A recent study by the Scottish conservation group (“Don't Stone the Crows”) indicated that 98% of road-killed crows were killed by trucks, and only 2% by cars. Apparently crows feeding on the road use a look-out crow in a nearby tree to warn them of traffic. Being crows, they can only squawk: “Cah.... Cah,,,,Cah...” and have no means of alerting their mates to the looming arrival of trucks. Amazing!



Looking back down the Glenshee from half-way up to the little village of Spittal of Glenshee.

Gliding down to Braemar

The top of the Glen was chilling cold, snow still dirty white on the looming peaks. I met David on the north side of the pass and got the details of tonight's lodging.


Looking back to the way I had just come, just before the ski station at the summit. The road snakes downhill steeply towards the Spittal.

The 15 km glide downhill to Braemar was one of the best rides of my life. After 10 kms I stopped, lay on the grass in the lee of a bank, lifted my head to the sun, gazed at the vista and felt the greatest sense of contentment.

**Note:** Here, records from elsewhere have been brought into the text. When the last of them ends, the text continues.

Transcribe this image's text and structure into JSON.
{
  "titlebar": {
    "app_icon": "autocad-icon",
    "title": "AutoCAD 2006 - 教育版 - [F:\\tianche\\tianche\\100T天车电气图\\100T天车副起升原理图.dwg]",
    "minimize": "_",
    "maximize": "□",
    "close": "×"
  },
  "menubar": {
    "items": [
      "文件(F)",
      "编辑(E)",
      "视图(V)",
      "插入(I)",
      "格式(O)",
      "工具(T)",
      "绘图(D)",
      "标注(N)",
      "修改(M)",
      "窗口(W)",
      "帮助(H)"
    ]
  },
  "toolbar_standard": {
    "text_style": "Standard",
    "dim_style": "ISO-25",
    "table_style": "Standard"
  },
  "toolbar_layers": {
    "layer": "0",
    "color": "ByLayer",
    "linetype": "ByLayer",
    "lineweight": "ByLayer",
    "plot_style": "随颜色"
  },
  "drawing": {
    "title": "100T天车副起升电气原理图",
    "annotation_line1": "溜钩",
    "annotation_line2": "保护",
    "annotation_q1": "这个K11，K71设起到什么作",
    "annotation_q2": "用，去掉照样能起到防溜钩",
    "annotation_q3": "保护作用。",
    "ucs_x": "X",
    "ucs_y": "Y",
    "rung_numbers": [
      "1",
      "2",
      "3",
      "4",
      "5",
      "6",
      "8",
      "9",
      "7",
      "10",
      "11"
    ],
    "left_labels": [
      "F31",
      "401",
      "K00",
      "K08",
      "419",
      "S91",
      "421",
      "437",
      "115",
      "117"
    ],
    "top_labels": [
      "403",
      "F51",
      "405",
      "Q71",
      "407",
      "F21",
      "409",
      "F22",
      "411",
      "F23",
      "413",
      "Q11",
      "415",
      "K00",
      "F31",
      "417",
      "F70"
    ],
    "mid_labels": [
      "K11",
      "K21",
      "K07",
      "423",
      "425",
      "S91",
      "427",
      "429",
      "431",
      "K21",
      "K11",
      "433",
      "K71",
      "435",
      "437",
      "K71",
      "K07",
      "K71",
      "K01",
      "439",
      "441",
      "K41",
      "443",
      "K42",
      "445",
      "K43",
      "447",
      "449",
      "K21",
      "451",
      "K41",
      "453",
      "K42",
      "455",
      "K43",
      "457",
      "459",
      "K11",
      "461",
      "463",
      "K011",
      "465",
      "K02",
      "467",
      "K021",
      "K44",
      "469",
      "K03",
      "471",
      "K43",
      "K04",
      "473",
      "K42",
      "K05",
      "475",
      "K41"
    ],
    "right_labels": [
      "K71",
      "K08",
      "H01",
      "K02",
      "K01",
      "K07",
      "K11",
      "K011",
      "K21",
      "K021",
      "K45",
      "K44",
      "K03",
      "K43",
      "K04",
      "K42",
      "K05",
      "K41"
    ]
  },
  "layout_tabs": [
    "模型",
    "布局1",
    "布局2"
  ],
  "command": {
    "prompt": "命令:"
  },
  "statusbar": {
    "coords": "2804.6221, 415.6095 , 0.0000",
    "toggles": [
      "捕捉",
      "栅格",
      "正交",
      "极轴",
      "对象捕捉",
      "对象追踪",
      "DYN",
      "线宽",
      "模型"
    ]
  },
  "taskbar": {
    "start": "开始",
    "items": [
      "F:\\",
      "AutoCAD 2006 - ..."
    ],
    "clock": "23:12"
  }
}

Over the summit, out of the cold, and near to Braemar ( under the dark slopes ahead)
 I lay basking in the sun and feeling very satisfied with the day's work.


Weather – dampish, very cold on the tops. Tail wind.

Distance Today Average Speed Max Speed Riding Time Trip Odometer
78.76 15.5 59.3 5h 2m 1248.4



Our B and B in Braemar; Schiehallion House. The little town has a good hotel , and one or two eating places ,the prices  reasonable.